Saturday, January 19, 2008


Last month when I described a rather odd chocolate bar and its even odder product insert, I promised to follow up once the product had been both eaten and researched.

Just to refresh our memories, this was basically a large chocolate bar made of nothing but chocolate, hemp seeds and almonds. The strange thing about it was that it made a pretty amazing number of health and happiness claims, all of them in 10-point type on a full sheet of paper. That kind of thing, you will recall, lead me to think that it's more of a proselytizing effort than a food source. One of the claims was that one half to a complete chocolate bar should be eaten for breakfast, after which you probably won't need to eat again for quite a while, ergo you will lose weight.

Reader, we ate it. It was absolutely impossible for either of us--generally considered "healthy eaters"--to eat as much as a half of it at one sitting. Hemp seed, I should have remembered from many delicious meals at the table of the Chocolate Lady, sticks to the ribs. I have no doubt if you managed to eat a whole one of these babies you could do without food for much of the day. You might need to take a long nap also. We each ate, for example, a quarter of the chocolate bar before going to the gym, where we worked out for more than an hour, then came home and didn't eat another meal for several more hours. So the first claim, one made by implication, that it is very filling: check.

Also important to note: quite good tasting.

Will it help you lose weight? Well, it's 1220 calories, which is well more than my usual breakfast and lunch put together. It's possible it is filling enough, if you can choke the whole thing down, to make dinner virtually unnecessary. But it would be just as effective to simply make it a habit to eat a salad for dinner every night.

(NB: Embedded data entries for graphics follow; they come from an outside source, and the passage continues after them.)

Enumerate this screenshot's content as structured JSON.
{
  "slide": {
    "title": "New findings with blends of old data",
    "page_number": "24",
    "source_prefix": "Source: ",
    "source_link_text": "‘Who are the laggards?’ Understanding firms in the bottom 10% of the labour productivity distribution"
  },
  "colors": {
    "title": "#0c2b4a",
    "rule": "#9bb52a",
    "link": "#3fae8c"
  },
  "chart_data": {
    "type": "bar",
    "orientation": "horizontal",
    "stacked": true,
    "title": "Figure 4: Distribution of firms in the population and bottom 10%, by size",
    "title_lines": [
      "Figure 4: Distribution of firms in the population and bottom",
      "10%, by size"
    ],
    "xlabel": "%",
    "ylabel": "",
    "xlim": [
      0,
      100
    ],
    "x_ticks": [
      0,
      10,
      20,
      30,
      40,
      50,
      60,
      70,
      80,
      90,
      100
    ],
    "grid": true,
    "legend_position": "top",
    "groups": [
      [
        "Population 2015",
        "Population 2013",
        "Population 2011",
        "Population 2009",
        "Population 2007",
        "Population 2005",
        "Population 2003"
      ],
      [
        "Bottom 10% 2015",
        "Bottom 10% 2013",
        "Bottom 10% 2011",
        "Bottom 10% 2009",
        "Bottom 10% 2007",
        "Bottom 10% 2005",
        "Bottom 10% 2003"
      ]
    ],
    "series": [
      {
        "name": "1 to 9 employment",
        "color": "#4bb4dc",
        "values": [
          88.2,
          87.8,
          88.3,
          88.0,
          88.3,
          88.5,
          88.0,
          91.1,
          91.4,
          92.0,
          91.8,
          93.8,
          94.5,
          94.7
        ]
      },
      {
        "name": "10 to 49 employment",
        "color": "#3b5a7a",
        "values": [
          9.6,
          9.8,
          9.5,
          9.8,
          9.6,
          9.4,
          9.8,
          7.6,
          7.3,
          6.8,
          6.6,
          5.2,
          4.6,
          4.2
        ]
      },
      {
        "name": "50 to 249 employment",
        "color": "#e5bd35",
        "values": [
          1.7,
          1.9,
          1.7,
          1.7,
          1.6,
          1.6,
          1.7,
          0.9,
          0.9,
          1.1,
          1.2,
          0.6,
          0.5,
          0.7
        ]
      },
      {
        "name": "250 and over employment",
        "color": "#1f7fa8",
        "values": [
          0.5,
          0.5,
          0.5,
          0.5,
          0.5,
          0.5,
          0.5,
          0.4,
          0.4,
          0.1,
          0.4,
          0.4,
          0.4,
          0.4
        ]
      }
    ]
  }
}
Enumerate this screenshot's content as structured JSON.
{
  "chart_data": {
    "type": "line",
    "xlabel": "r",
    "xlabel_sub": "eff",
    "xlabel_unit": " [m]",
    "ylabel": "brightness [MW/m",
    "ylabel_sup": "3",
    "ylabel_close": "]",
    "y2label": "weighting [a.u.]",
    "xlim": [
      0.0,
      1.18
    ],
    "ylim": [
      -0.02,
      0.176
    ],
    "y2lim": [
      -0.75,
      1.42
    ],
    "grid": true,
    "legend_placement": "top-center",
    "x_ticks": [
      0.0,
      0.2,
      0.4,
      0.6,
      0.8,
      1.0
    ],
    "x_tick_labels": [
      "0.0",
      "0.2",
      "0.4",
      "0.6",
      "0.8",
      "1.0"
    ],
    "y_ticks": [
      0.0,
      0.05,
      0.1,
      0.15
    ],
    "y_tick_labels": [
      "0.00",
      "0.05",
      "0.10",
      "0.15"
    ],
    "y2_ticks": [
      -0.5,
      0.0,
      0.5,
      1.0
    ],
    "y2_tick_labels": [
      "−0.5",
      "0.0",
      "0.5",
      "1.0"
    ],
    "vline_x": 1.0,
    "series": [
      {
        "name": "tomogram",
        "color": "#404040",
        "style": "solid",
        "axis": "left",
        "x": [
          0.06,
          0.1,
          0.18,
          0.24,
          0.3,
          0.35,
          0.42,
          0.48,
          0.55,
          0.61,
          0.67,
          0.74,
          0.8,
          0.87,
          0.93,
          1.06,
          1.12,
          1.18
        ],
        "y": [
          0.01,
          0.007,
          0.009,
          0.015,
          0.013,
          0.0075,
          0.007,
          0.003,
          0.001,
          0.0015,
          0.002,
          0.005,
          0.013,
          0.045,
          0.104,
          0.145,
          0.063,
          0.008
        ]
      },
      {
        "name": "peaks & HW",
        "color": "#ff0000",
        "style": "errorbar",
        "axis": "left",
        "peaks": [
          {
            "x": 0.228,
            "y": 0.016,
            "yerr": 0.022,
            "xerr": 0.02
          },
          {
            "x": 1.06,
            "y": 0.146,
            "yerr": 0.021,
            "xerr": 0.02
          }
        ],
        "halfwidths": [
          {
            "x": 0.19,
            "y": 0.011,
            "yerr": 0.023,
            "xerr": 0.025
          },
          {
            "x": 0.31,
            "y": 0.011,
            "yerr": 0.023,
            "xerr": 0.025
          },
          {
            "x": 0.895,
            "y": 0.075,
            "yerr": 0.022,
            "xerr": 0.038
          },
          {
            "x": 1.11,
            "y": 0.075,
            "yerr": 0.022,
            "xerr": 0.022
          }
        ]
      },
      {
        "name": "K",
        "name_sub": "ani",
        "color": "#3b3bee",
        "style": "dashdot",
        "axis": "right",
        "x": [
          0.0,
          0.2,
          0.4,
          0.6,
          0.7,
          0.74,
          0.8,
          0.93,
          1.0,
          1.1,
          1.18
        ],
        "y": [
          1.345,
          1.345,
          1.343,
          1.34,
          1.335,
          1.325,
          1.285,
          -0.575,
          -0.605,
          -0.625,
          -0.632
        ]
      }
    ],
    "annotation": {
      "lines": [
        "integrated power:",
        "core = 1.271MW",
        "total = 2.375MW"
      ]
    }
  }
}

The second half of my research, into the potential cult-status of the manufacturer, has met further frustration. The business librarian at work helped me search a few databases of Canadian companies. Apparently privately-held companies are not really required to give much information about themselves to anyone. We did not find them listed. We tried to find information regarding their Nutritional Health Claims license number (that's the license that allows them to claim the product cures diabetes and celiac disease) but couldn't get even a mailing address. The company identification number, 299614 Alberta Ltd., gave me the only real insight. One of the things I found was this:

Well, you don't have to click on that link to see what it's about. The comment left by a few of our readers made a joke about hemp. But perhaps they were all too right. Maybe it's not a cult, just a company with a second product line they'd rather keep out of the limelight. Which might mean the writing style, which I took for an excess of religious enthusiasm, could be nothing more than what happens when you let a stoner write your PR.


Ozzie Sister said...

I wonder why the picture at the top does not show the most famous product?

FJ said...

Perhaps it falls into the category of body care products?

the chocolate lady מרת שאקאלאד said...

The trouble with hemp advocacy is that you get lumped with the whole package.